Spot flamingoes, wild horses and cowboys in the wild Camargue. Pink-winged birds fly across red salt lagoons and equine beasts gallop across desolate beaches in this uncultivated wetland near Montpellier. Drive the area, and soon enough you’ll encounter the guardians (cowboys) clad in checked shirts and leather hats, who herd cattle and live in thatched cottages amidst the marshy rice paddies (the gourmet red camargue rice is from here). One section of the Camargue is a dedicated nature reserve, be sure to stroll through the Pont de Gau bird sanctuary where thousands of rose-colored flamingos graze.
Arles /Camargue Tourism
Get an adrenaline kick canyoning in the Gorges due Verdon. Jumping off rocks into pools of water, zipping along natural water slides, rappelling down cliffs and swimming under waterfalls: it’s all de rigueur in a euphoric day of canyoning. Embrace this slippery fun in the hinterlands of Provence, surrounded by greenery and striated rock formations, where a variety of routes offer the adventure for all levels. La Mason du Canyoning offers a large choice if options, plus a handful of rock climbing trips if you prefer to stay dry.
La Maison de Canyoning
38 Rue Nationale
Go surfing in France’s Basque country.

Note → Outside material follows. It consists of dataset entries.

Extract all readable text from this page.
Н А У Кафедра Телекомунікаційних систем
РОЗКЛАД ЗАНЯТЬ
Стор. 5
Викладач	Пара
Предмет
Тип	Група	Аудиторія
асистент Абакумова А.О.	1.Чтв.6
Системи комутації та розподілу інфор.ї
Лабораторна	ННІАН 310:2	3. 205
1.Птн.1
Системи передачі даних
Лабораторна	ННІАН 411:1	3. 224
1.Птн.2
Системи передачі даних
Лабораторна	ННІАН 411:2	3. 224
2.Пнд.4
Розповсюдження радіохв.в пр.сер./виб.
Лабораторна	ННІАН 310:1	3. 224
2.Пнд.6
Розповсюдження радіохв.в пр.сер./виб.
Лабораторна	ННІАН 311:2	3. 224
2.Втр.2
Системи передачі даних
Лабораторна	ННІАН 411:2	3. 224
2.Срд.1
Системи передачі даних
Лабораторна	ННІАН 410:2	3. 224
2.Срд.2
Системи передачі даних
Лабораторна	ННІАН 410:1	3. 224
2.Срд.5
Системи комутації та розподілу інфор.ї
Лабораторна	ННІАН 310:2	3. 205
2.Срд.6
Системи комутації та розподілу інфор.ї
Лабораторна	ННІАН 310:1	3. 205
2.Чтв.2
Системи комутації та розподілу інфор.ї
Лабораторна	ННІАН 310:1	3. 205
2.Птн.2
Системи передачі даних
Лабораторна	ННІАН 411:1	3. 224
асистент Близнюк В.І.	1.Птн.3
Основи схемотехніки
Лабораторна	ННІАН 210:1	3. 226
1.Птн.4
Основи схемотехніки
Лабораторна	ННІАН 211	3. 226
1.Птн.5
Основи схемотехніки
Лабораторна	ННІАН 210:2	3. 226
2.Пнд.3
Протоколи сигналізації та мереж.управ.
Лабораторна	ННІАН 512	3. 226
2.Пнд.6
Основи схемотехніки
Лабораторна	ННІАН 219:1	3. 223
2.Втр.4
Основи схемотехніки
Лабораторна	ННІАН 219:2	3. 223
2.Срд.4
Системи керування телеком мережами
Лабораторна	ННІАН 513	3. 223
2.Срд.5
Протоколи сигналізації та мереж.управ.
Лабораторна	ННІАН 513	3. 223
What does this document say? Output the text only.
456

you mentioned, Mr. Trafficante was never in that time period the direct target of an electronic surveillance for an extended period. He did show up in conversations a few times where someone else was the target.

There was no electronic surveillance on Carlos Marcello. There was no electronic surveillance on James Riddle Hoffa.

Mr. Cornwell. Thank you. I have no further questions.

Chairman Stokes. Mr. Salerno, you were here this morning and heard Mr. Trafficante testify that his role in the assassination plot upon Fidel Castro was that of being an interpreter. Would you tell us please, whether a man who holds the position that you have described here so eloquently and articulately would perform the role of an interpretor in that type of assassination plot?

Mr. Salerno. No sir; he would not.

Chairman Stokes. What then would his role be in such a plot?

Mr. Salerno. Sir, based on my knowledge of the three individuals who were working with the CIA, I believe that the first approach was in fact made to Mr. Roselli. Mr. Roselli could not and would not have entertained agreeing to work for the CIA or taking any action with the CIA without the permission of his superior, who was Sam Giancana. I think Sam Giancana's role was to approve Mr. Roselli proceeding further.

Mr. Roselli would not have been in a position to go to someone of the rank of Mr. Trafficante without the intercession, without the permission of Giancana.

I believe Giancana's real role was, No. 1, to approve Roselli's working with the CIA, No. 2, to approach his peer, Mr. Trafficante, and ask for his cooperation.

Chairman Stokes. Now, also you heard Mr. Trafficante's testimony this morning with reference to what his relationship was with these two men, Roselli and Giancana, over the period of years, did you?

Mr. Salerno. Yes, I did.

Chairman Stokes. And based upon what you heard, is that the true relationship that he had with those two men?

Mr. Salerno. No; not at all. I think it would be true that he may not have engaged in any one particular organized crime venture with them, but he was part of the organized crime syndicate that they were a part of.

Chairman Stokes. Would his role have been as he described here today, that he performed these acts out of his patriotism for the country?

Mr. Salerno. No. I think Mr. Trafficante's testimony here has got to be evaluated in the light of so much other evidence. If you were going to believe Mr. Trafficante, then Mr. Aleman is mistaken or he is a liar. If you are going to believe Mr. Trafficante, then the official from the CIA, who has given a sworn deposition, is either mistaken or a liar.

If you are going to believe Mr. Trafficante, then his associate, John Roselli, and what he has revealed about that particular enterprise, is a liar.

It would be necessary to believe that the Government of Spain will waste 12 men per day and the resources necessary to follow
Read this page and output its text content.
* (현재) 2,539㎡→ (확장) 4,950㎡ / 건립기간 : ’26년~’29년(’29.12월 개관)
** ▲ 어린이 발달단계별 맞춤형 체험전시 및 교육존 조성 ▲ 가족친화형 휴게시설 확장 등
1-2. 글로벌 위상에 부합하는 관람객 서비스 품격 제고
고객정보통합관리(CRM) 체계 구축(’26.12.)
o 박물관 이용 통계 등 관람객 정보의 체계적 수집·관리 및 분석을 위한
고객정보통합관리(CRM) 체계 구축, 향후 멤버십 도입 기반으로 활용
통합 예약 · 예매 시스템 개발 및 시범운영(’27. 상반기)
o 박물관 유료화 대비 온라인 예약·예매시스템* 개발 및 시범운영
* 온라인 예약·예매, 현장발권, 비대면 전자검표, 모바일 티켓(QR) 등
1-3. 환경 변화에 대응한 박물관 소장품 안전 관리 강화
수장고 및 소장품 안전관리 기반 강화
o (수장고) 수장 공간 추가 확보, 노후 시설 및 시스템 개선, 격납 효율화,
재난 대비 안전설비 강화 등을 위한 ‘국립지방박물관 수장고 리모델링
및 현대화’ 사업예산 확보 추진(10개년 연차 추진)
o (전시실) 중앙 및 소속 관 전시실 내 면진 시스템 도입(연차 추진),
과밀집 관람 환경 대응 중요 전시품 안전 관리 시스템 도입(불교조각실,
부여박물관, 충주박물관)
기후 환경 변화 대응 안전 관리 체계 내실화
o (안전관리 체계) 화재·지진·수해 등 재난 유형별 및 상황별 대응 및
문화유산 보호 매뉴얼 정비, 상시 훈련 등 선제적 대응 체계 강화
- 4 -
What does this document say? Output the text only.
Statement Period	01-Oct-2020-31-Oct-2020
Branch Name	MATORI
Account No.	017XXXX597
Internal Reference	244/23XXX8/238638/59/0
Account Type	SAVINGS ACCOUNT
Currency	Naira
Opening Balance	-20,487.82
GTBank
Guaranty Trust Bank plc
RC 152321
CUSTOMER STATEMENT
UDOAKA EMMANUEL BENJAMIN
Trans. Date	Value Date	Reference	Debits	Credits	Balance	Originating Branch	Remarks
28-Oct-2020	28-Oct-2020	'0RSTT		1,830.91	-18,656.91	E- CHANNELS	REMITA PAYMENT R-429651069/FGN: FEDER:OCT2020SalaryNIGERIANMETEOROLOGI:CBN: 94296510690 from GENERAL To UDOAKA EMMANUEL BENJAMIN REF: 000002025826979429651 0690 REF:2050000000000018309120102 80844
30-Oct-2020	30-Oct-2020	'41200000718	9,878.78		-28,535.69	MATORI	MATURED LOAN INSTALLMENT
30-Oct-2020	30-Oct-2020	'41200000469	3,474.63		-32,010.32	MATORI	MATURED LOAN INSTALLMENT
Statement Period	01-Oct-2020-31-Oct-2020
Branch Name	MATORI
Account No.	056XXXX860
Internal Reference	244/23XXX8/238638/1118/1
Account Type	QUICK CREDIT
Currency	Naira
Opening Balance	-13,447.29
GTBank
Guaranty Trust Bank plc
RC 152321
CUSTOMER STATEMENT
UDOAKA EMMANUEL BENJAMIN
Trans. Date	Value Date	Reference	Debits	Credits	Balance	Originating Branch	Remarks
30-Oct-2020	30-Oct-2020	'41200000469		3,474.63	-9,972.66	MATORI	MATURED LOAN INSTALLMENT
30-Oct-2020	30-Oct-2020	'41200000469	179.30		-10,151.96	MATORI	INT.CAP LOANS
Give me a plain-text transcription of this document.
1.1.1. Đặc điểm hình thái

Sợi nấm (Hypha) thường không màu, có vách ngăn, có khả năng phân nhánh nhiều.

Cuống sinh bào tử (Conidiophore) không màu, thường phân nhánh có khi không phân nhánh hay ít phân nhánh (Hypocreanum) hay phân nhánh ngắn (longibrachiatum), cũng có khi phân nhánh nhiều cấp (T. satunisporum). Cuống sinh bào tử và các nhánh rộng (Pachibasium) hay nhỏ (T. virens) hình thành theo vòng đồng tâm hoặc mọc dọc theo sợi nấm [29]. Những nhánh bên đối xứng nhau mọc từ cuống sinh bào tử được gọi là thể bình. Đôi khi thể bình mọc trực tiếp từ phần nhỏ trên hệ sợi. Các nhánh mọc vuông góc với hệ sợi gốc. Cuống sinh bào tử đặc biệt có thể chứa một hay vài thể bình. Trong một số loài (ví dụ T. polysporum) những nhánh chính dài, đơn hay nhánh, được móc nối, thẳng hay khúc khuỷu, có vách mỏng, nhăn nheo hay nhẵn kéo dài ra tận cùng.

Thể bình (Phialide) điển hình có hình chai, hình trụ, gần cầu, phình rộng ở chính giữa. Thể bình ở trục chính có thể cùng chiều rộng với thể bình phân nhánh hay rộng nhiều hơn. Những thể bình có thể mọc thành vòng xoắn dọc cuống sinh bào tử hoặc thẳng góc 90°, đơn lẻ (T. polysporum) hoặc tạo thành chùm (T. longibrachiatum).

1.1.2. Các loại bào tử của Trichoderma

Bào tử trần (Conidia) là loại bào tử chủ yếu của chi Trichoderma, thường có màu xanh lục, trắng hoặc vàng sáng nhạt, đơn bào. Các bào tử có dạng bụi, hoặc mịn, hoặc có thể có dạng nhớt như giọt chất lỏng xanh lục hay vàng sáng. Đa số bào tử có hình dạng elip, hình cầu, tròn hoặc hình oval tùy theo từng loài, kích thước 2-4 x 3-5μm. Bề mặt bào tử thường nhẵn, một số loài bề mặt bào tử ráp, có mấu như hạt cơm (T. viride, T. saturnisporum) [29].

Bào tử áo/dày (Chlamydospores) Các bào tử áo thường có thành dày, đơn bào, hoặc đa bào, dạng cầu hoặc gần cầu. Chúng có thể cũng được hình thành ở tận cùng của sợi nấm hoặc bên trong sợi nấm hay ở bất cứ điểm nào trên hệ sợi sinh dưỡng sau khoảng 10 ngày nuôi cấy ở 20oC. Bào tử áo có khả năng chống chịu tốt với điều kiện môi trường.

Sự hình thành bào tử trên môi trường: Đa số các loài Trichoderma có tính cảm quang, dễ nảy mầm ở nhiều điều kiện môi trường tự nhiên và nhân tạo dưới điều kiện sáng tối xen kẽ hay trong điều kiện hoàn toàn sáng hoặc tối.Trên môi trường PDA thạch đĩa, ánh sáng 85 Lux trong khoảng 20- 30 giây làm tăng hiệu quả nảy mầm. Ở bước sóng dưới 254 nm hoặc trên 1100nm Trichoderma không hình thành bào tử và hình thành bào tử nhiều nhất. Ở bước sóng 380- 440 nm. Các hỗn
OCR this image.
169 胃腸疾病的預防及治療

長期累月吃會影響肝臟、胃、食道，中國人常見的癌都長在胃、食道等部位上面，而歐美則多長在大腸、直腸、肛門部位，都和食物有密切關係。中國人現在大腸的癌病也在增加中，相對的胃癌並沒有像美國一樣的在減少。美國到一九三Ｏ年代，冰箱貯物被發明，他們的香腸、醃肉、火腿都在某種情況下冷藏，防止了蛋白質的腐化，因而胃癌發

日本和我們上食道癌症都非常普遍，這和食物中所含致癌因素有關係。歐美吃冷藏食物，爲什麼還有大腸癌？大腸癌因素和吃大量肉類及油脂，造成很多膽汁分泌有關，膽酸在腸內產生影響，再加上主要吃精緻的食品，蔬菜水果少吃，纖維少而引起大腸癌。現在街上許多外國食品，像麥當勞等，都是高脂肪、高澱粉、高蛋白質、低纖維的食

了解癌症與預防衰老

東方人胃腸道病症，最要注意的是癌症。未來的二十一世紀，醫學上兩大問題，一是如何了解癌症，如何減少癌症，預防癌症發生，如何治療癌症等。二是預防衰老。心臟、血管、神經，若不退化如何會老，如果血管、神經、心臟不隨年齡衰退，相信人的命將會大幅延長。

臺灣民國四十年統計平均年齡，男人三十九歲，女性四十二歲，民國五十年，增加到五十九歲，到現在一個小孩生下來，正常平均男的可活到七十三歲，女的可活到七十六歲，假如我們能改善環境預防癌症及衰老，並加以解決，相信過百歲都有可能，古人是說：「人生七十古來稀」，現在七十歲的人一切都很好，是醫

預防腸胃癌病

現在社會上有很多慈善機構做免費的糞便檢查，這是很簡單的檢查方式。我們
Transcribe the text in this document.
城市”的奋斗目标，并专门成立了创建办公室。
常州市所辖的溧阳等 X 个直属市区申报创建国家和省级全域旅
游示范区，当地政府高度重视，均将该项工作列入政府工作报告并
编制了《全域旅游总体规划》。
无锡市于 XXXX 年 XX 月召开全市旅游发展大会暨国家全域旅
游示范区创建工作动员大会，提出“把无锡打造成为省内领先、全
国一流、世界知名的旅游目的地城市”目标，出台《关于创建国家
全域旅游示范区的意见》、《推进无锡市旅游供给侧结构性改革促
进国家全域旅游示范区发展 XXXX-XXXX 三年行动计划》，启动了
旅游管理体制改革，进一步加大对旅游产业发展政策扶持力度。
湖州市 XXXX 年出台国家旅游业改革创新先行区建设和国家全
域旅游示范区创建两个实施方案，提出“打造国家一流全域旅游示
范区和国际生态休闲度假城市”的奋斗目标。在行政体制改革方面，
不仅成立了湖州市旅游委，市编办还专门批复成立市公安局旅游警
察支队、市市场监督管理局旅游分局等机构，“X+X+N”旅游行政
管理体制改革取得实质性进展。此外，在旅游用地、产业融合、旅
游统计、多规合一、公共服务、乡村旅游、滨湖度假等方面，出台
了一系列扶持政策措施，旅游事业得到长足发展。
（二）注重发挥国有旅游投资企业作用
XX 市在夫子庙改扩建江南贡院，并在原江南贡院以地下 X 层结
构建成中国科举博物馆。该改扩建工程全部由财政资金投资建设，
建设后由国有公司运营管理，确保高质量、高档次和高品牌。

France’s southwest coast is the wave riding capital of the country, and one of the best in Europe. Grazing on the wild Atlantic coast near Spain, the area boasts a California-esque atmosphere, but with baguettes and Txakoli, a crisp white local wine. It boasts swells for novices and experts and heaps of places to take a course-our favorite is Hastea Surf School. Base yourself around Biarritz, also known as surfer’s paradise, where cobblestone-filled towns face killer waves and feature laid-back surf culture.
Hastea Surf School
Rent a houseboat and float along the Canal du Midi. Navigate southern France’s Canal du Midi on a slow boat: vessels from Adnavis are easy to drive and can be rented with bikes for added mobility along the way. It’s an excellent chance to grab a few friends and relax with a few bottles while embracing true slow travel along undulating hills and vineyards. From the extraordinary walled, medieval city of Carcassonne, head east through a series of 17th-century locks and moor up at Colombiers, an ancient stone village lined with cafes, and take a spin around on two wheels to stock up on local cheese and nibbles for more gliding and imbibing.